Ein Kristallisationspunkt künstlerischen Interesses bildet von Anbeginn das Verhältnis von Figur und Grund. Welche Entsprechungen und welche Gegensätze bestehen zwischen einer Person und ihrer Umgebung im Bild? Körperraum steht gegen Freiraum. Körperliche Konzentration steht gegen landschaftliche Weite und Ausführlichkeit. Die Landschaft im engeren und im weiteren Sinne ist von nun an Hauptthema für Tina Juretzek. Ob es Bilder von städtischen Plätzen, Nahansichten von Pflanzen oder Ölbilder mit einem stark ausgeprägtem Zeichenduktus, der den Bildraum zu verstellen scheint, sind, alle diese Bildfindungen sind aus der Suche nach einer anderen, eigenständigen Bildhierarchie entstanden. Das, was Tina Juretzek als formale Entsprechung ihres Weltgefühls findet, ist die Verwendung der Collage in ihren Arbeiten. Oben und Unten im Bild bleiben dabei erhalten, die figurative Darstellung wird nicht ausgeschlossen, eingeführt werden dafür zeitliche Brüche im Bild. Wie Reflexe auf eine andere Wirklichkeit sind zerschnittene Zeichnungen zunächst scharfkantig, später teilweise übermalt, in die Gemälde eingeklebt.

So wie Tina Juretzek diese Zeichnungen als präzise Inhaltsdefinitionen in Ergänzung zu den emotionalen Werten der farbigen Malerei einsetzt, weitet sie den künstlerischen Schaffensprozess zeitlich aus. Sie bezieht etwas in ihren Gestaltungsprozess mit ein, was in der Entstehung schon eine Weile zurückliegt und in keiner Weise für die dann ausgewählte Stelle im Bild hergestellt sein kann. Diese Technik spiegelt den Anspruch der Künstlerin wider, Gestaltungen nicht nur aus dem Moment und dem Bauch heraus zu vollbringen, sondern eine über den Schaffungsprozess hinausgehende Ganzheit zu erreichen. So entsteht eine spezielle Art von geistigem Klang, der den Malereicollagen anhaftet, und der den Zusammenhalt ihrer Bildwelt begleitet.

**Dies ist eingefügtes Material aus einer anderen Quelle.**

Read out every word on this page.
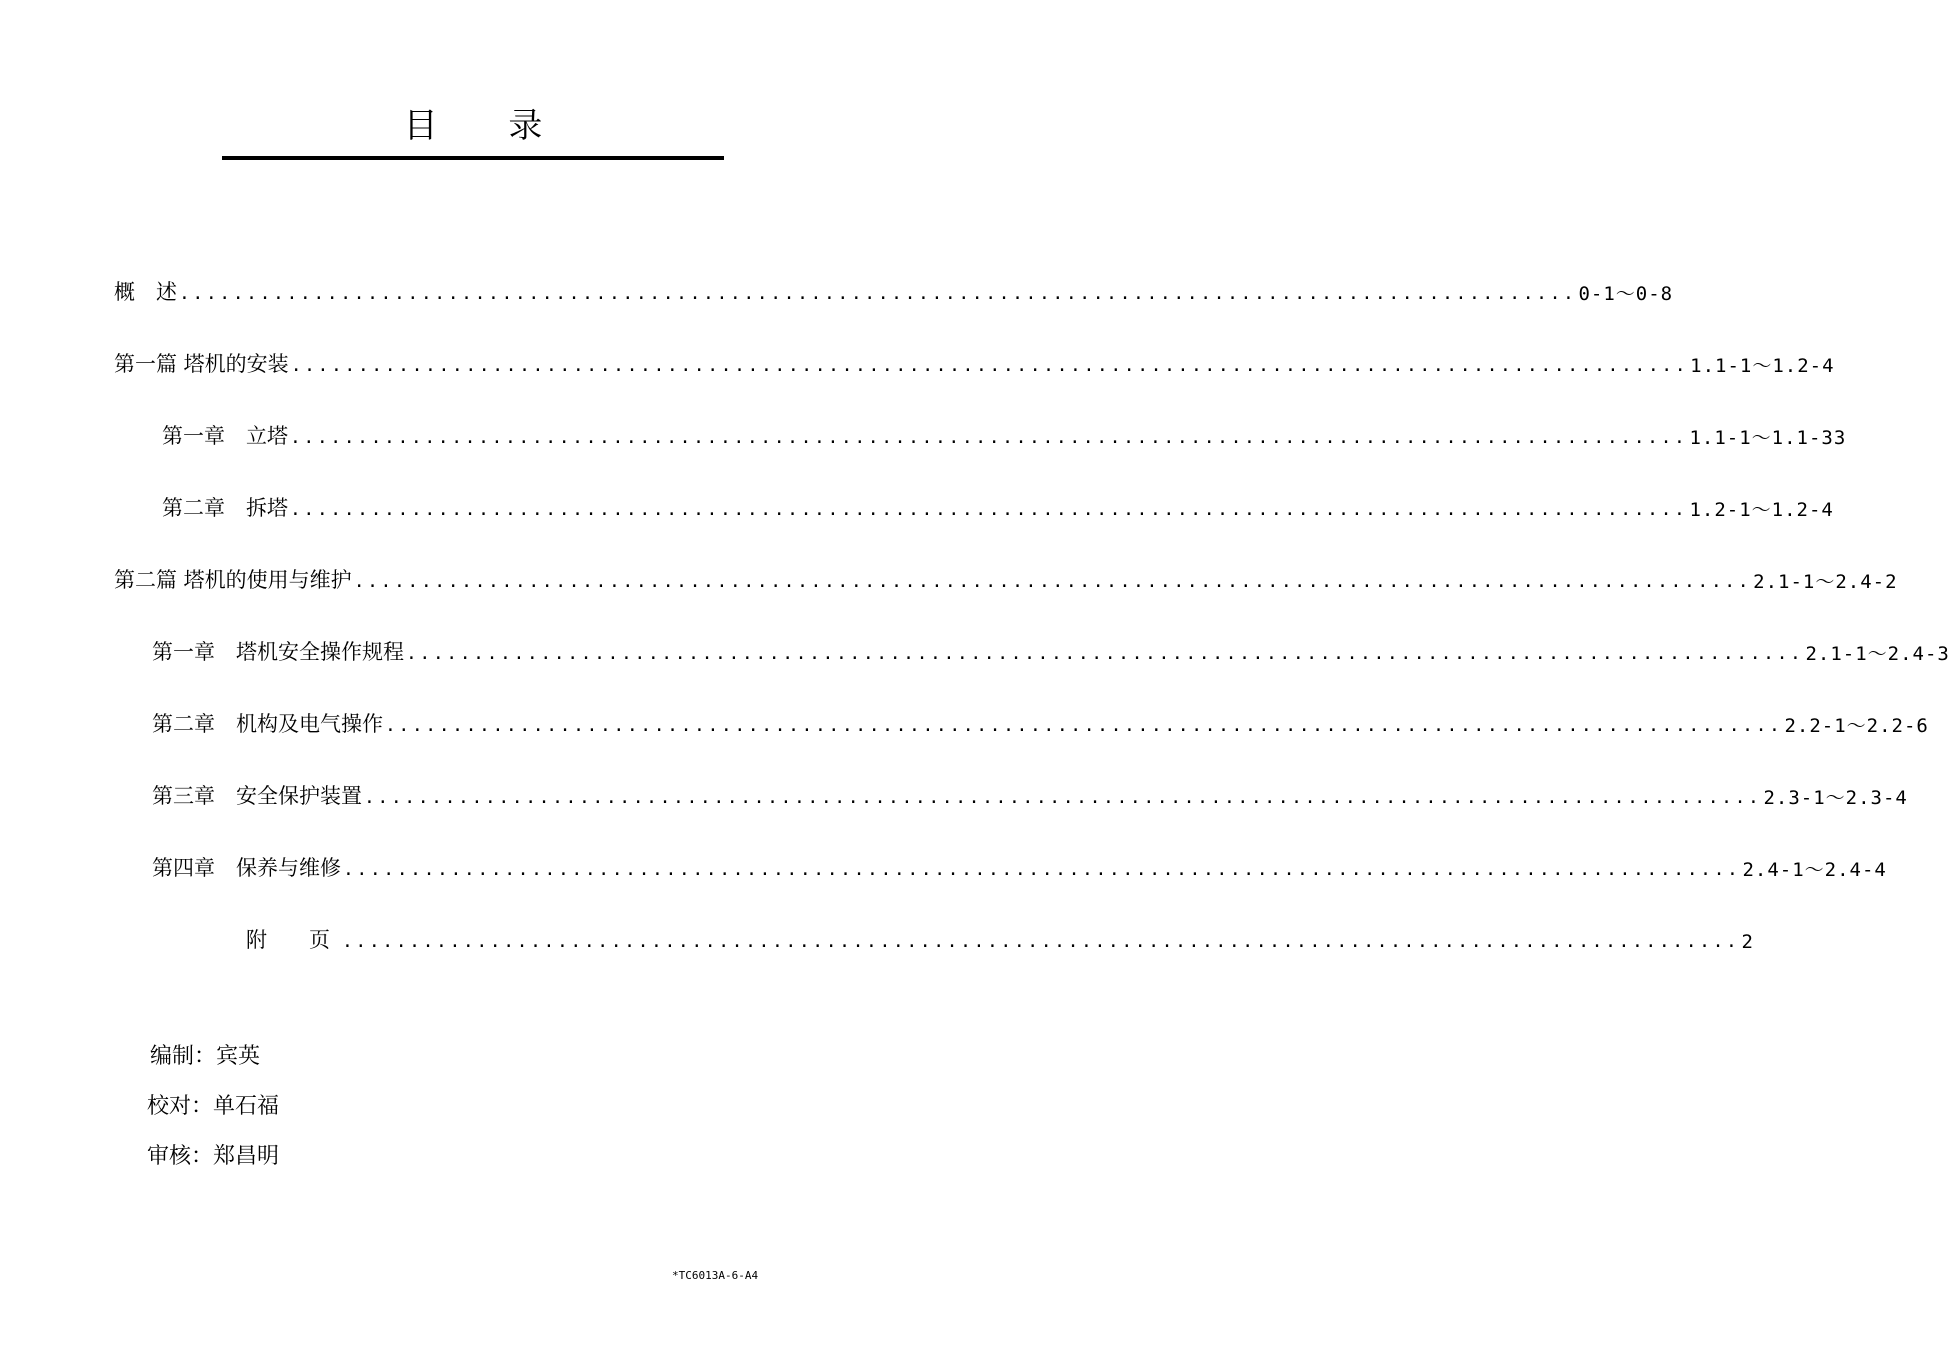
目 录
概　述 ........................................................................................................ 0-1～0-8
第一篇 塔机的安装 ........................................................................................................ 1.1-1～1.2-4
第一章　立塔 ........................................................................................................ 1.1-1～1.1-33
第二章　拆塔 ........................................................................................................ 1.2-1～1.2-4
第二篇 塔机的使用与维护 ........................................................................................................ 2.1-1～2.4-2
第一章　塔机安全操作规程 ........................................................................................................ 2.1-1～2.4-3
第二章　机构及电气操作 ........................................................................................................ 2.2-1～2.2-6
第三章　安全保护装置 ........................................................................................................ 2.3-1～2.3-4
第四章　保养与维修 ........................................................................................................ 2.4-1～2.4-4
附　　页 ........................................................................................................ 2
编制：宾英
校对：单石福
审核：郑昌明
*TC6013A-6-A4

Noch Mitte der 80er Jahre hatte die Art und Weise, wie Tina Juretzek den Malprozess ablaufen ließ und auf seine absichtsvolle Steuerung weitgehend verzichtete, besonderes Gewicht: keine vorherige Planung des Bildes, was Inhalt oder Gestalt anbetrifft, möglichst frei und leer vor die straff aufgespannte Arbeitsfläche zu treten und sich dem zu überlassen, was kommt. Dann in der prompten Korrektur emotional Entstandenen die gefundenen Formulierungen zu klären und zu einem Bild wachsen zu lassen. Sozusagen als Lohn dieser von Gefährdungen nicht verschont bleibenden Auffassung konnte Tina Juretzek 1984 den Bildfindungsprozess fast als Spiel beschreiben: „Mein ganzer Atelierboden liegt voll mit Papieren. Ich wate darin herum. Es sind Papiere, die ich auf dem Boden bemale, um sie später in großen Bildern weiter zu verwenden. Es ist ein sehr freies, lustvolles Spiel, in dem ich technische Möglichkeiten ausprobiere, mit Schablonen arbeite, spritze, tropfe, sprühe; auch zeichne ich auf dem Boden, wende mich Motiven zu, die mir spontan einfallen und die ich bearbeite, ohne dass gesichert sein muss, dass sie später in einem Bild Verwendung finden. Daneben entstehen auch einfarbige Papiere, die ich später wie Buntpapier verwende. Die Bogen zerreiße oder zerschneide ich dann und klebe sie auf den vorbereiteten Karton auf der Wand. Ich lasse mich inspirieren und leiten von dem, was ich in den Abrissen vorfinde. Ich verbinde die Teile an der Wand, indem ich hineinzeichne und male. Im Laufe des Arbeitsprozesses bekommt das Bild seine eigene Geschichte und eine gereifte Oberfläche aus vielen Schichten. Oft dauert es sehr lange, bis ich das Bild gut kenne. Es ist wie ein Tanz mit dem Bild. Berührung und Bewegung. Wenn dieser Punkt erreicht ist, dann weiß ich was es werden soll, und das Bild zeigt mir, was es werden will." ') 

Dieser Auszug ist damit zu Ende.